И Турманидзе сдержал свое слово – двоюродный брат Самсона остался с двумя здоровыми ногами. Как тетя радовалась!
– Гей! Гей! – понукал быков Самсон; хворостина его со свистом рассекала воздух. Быки тронулись. Жалобно заскрипела аробная ось. «Мылом бы ее надо смазать, пересохла…»
– Смотрите, шевелит губами! – воскликнула Лида.
– Голоден, наверно, – сказал Гуту. – Остыла твоя похлебка, дай уж ему поесть.
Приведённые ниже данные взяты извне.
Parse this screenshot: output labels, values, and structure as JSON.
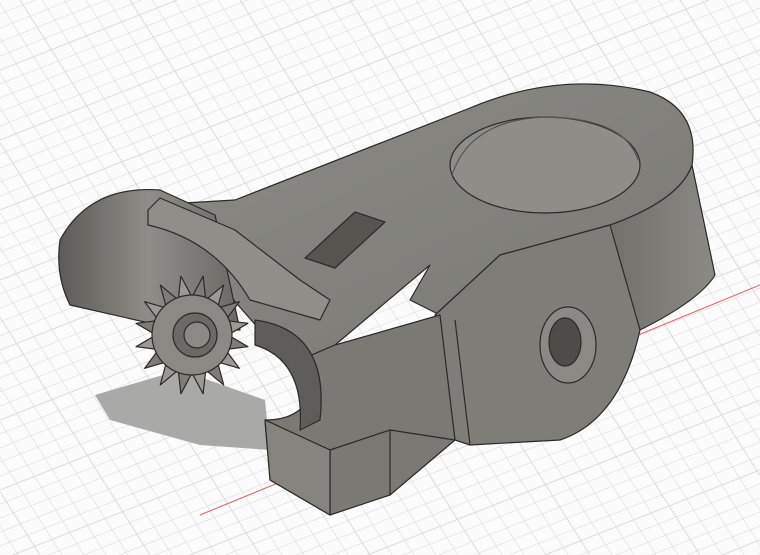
{
  "viewport": {
    "background": "#fbfbfb",
    "grid_color": "#dcdcdc",
    "axis_color": "#e06060"
  },
  "model": {
    "body_color": "#7d7c77",
    "edge_color": "#2a2a28"
  }
}
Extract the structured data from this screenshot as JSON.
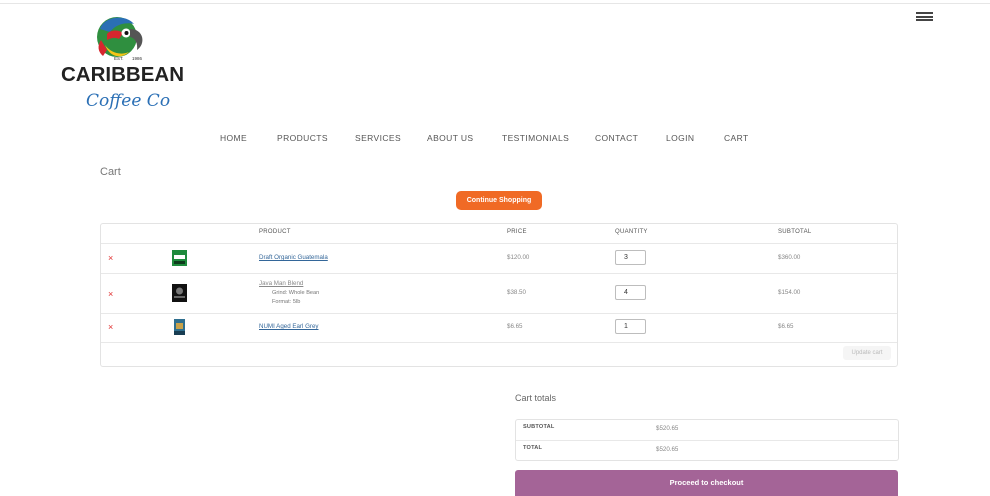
{
  "brand": {
    "line1": "CARIBBEAN",
    "line2": "Coffee Co",
    "est_left": "EST.",
    "est_right": "1986",
    "colors": {
      "green": "#2f8f3f",
      "red": "#d7262e",
      "blue": "#2a6fb5",
      "yellow": "#f5c518"
    }
  },
  "menu_icon": "hamburger-icon",
  "nav": {
    "items": [
      {
        "label": "HOME"
      },
      {
        "label": "PRODUCTS"
      },
      {
        "label": "SERVICES"
      },
      {
        "label": "ABOUT US"
      },
      {
        "label": "TESTIMONIALS"
      },
      {
        "label": "CONTACT"
      },
      {
        "label": "LOGIN"
      },
      {
        "label": "CART"
      }
    ]
  },
  "page": {
    "title": "Cart"
  },
  "cart": {
    "continue_label": "Continue Shopping",
    "headers": {
      "product": "PRODUCT",
      "price": "PRICE",
      "quantity": "QUANTITY",
      "subtotal": "SUBTOTAL"
    },
    "remove_symbol": "×",
    "items": [
      {
        "name": "Draft Organic Guatemala",
        "price": "$120.00",
        "quantity": "3",
        "subtotal": "$360.00",
        "meta": []
      },
      {
        "name": "Java Man Blend",
        "price": "$38.50",
        "quantity": "4",
        "subtotal": "$154.00",
        "meta": [
          {
            "label": "Grind:",
            "value": "Whole Bean"
          },
          {
            "label": "Format:",
            "value": "5lb"
          }
        ]
      },
      {
        "name": "NUMI Aged Earl Grey",
        "price": "$6.65",
        "quantity": "1",
        "subtotal": "$6.65",
        "meta": []
      }
    ],
    "update_label": "Update cart"
  },
  "totals": {
    "title": "Cart totals",
    "rows": [
      {
        "label": "SUBTOTAL",
        "value": "$520.65"
      },
      {
        "label": "TOTAL",
        "value": "$520.65"
      }
    ],
    "checkout_label": "Proceed to checkout",
    "checkout_color": "#a46497"
  }
}
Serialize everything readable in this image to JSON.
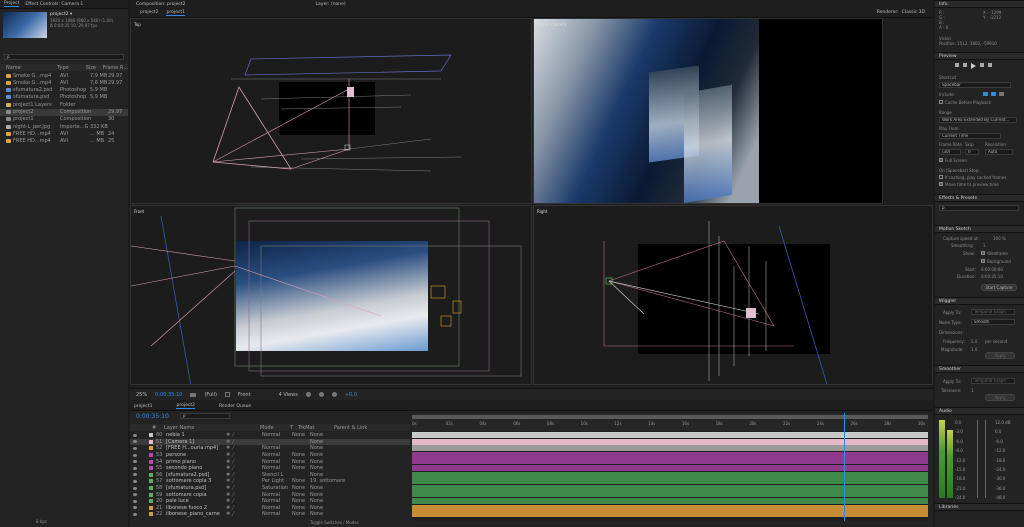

– Разве он ест? – изумился Бату. – А я слыхал, тут только искусственное питание…
«Встретимся где-нибудь – в кино или в театре… А может быть, уже встречались, только я его не узнала? – Дудана все смотрела на гуляющих внизу, на проспекте. – Может, он живет здесь, в центре… А я за университетом – оттого и не встречались… Может, он работает где-нибудь здесь, поблизости…»
– С чего Гуту так на Лолу взъелся? – шепнул Бенедикт Геннадию.
Геннадий посмотрел на Гуту и Лиду, поднялся на цыпочки и чуть ли не прижал губы к самому уху Бенедикта:
– Нравится она ему. А Лола над ним смеется: дескать, будь тебе хоть двадцать лет, все равно с моим мужем не сравнишься. А мужа двенадцать месяцев в году нет дома – все время в командировке. Понятно?
«Если из этих денег мне достанется десять – мое дело в шляпе. Десять и три – тринадцать. Целое богатство!» – думал Бату, глядя на ноги Дуданы, перегнувшейся через перила балкона.
…Отец Эгнатэ Кубанейшвили, законоучитель, что-то шепнул на ухо после молитвы надзирателю училища. Тот кивнул в знак согласия и подозвал к себе Самсона:
– Пойдешь с отцом Игнатием.
– Слушаюсь.
Эгнатэ шел на крестины Он завернул в кусок ткани бутылку с елеем и еще какие-то принадлежности и взвалил узел на спину Самсону. Шли лесом, полями. В доме у Тутберидзе готовились к торжеству. Собралось все высшее общество. Белоснежные манишки и манжеты, голые напудренные плечи дам… У Самсона рябило в глазах. Ребенка погрузили в купель. Самсон читал молитвы по требнику.
– Благословите нашу трапезу, батюшка!
Эгнатэ осенил стол крестным знамением.
Со всех сторон совали ему в карман рясы смятые бумажки.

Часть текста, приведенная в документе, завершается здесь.